Diesem Ort zu entkommen, an dem der Mensch mal 13 Millionen erscheint, durch die Straßen läuft und drängt und rollt, wo es ganze Stadtviertel braucht, um die Wäsche der Massen in steinernen Becken zu reinigen, wo Abfall wie Laub den Asphalt bedeckt und heißer Staub die Poren schließt, diesem Ort zu entkommen wird schon bald nach der Ankunft zu einem Bedürfnis, dringend wie Durst. Bom Baim, die gute Bucht, tauften ihn die Portugiesen, aber da war sie noch so gut wie leer. Heute ist Mumbai, das frühere Bombay, ein pochender Moloch, eine schillernde Zumutung, eingefasst vom Arabischen Meer. Der Zug verlässt den Bahnhof um 16.40 Uhr. Dann geht es los.

Es mag authentischere Fortbewegungsmittel geben, um Indien zu bereisen. Aber sie sind anstrengend. Und heiß. Und, seien wir ehrlich, meistens riechen sie nicht gut. Ein touristisches Refugium jedoch breitet sich hinter den teesalongrünen Türen des Deccan Odyssey aus – ein Luxuszug, der in knapp einer Woche gemächlich von Mumbai ins 400 Kilometer südlich gelegene Goa schuckelt und mit Umweg über die Höhlen von Ajanta wieder zurück. Im Empfangsraum des Vier-Kabinen-Waggons warten Schnittchen, fruchtige Getränke auf gestoßenem Eis und Pravakar, der Abteilkellner, der alle Reisenden mit kühlen, feuchten Handtüchern und die Trostbedürftigen mit einem Lächeln begrüßt. Pravakar ist 19 Jahre alt. Die Pubertät hat kleine Narben in seinem Gesicht hinterlassen.

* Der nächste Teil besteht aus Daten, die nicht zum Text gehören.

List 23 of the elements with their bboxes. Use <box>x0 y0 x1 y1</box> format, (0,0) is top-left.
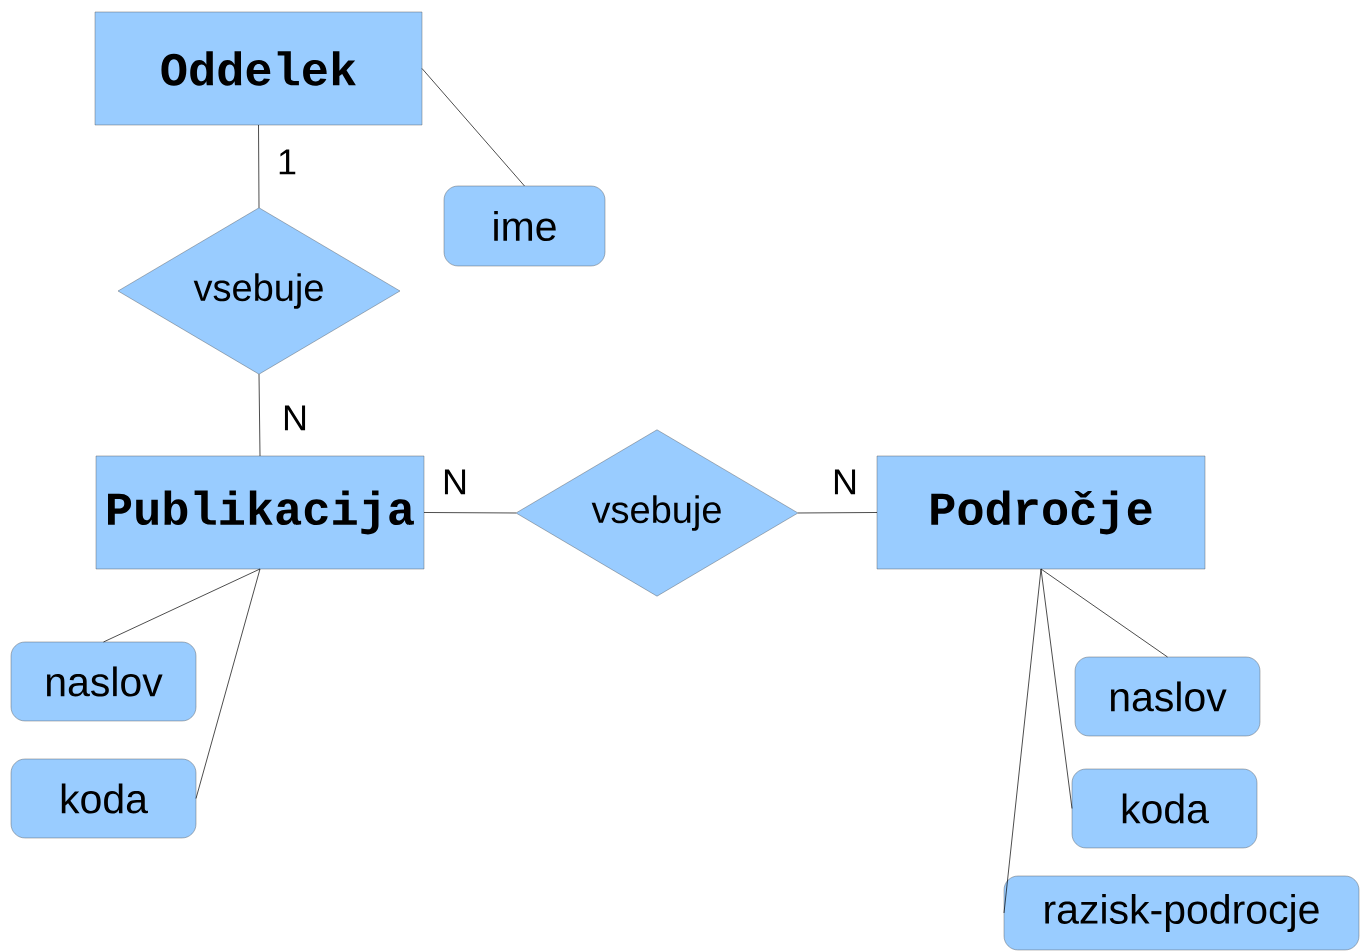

An den großen Fenstern des Abteils zieht die Rückseite Mumbais vorbei: Hütten aus Stein, Wellblech und blauen Plastikplanen, vielfarbig verblichener Waschbeton hinter rostigen Gitterstäben und halbfertige Häuser in Bambuskorsetts. Deiche aus Erde und Schrott trennen die Slums von den Gleisen. Ein Mann und ein Hund urinieren einträchtig, ein Kind spielt. Züge kreuzen. Aus den offenen Türen lehnen Menschen. Das Abenteuer lockt ein bisschen, kommt aber nicht weit, weil sich das zweite Kissen in meinem Rücken gerade aufs bequemste zu einem Polster fügt. Außerdem klopft es an der Tür. Pravakar reicht noch mehr Schnittchen.

Es dauert eine ganze Stunde, bis sich die Landschaft leert. Menschenpaare stolpern die Gleise entlang, nach Hause in unsichtbare Dörfer. Mein Aufatmen begleitet diese Flecken struppig-grüner Ebene ohne Besiedlung. Aus der braunen Erde unter niedrigen Bäumen ragen die knallroten gedrechselten Säulen eines Schreins wie ein Schrei in der Stille, im Hintergrund die Silhouette der Berge, sanft und ungefähr. Abenddunst schluckt die Farben unter einem taubenblauen Himmel.

Wieder klopft es an der Tür. Pravakar serviert Kaffee, der auch Tee sein könnte, und sagt: "Die Tasse nur halbvoll machen, bitte." Wegen der Erschütterungen. Erste Lektion im Leben auf Rädern. Wir passieren Bahnhöfe, in denen ebenso viele Menschen schlafend am Boden liegen, wie sie stehend auf Züge warten. Pravakar bittet darum, zum Abend die Vorhänge zu schließen. Damit beim Halt niemand durch die Fenster schaut, wenn in der Dämmerung die Innenbeleuchtung den Spiegeleffekt der Scheiben zunichte macht. Dabei wäre das ein fairer Deal: Tagsüber wir euch, nachts ihr uns.

Der Weg zum Speisewagen ist weit, führt vorbei an drei holzgetäfelten Wohn- und Schlafwaggons, dem Spa- und Fitness-Waggon, dem Business-Center-Waggon, dem Aufenthaltswaggon mit Großbildfernseher und Bibliothek sowie dem Frühstückswaggon. Kellner in Fantasieuniformen, ein Cross-over aus Maharadscha-Gefolge und tschechischer Der kleine Muck- Inszenierung mit viel Kupfer und Kordeln, servieren wahlweise die Menüpunkte European Choice oder Indian Experience. Dazu gibt es das gute indische Kingfisher-Bier in der eisgekühlten Literflasche. Pünktlich zum Eintreffen der Mahlzeit erreicht der Zug seine Höchstgeschwindigkeit, als gelte es, die Passagiere rechtzeitig mit jenen Speiseresten auf Oberbekleidung und Wangen auszustatten, die in Asien zu jeder ordentlichen Zugreise gehören.

Es ist die letzte Fahrt des Deccan Odyssey vor dem Monsun. Zur Hauptsaison zieht die Lok 21 Waggons, elf davon Kabinenwagen. Das Interieur beschwört mit Holz, Messing und Samt Erinnerungen an eine koloniale Zeit, dabei fährt der Zug erst seit drei Jahren auf dieser Strecke. Er gehört dem Bundesstaat Maharasthra, den er durchschaukelt, und wird betrieben von den Indischen Staatsbahnen und dem Maharasthra Tourist Bord. Ein mobiles Fremdenverkehrsbüro, was nicht ohne Auswirkungen auf die Programmgestaltung bleibt, aber so weit sind wir noch nicht.